Thursday, November 4, 2010

Which cones are needed to represent almost all convex optimization problems?

Recently I visited my Professor Yinyu Ye at Stanford university.  I worked with during my ph.d. studies where we did some nice work together. Now we hope we might have some new ideas to explore. More about that later. During my visit I also talked Stephen Boyd and Jacob Mattingley. Jacob also gave me a presentation of his interesting ph.d. work which he defended while I was at Stanford.

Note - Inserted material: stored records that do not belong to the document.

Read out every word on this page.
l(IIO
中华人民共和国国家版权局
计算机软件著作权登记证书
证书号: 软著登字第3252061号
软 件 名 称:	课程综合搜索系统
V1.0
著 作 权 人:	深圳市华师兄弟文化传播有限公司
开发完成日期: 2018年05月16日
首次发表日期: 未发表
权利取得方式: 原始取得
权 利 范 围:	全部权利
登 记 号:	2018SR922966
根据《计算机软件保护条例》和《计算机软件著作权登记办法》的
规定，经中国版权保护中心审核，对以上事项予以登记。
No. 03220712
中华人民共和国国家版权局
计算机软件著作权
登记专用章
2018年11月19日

During a lunch with Yinyu, Stephen and some other Standford guys Stephen said something like: "Almost all convex optimization problem can be formulated using a combination of  linear, quadratic, semi-definite and the exponential cones". It is a view I am sharing. Given it is true it has an important practical ramification I will return to shortly. Stephen is aware that his statement is hard to prove but I think it is true like almost all large scale LPs are sparse. It is not something  that is not universally true but it is true in practice.

Please note that any convex problem can be formulated in conic form but Stephens postulate that only very few cone types are require. Moreover, currently it is only the exponential cone we do not know how to deal with in practice because it is a so-called nonsymmetric cone.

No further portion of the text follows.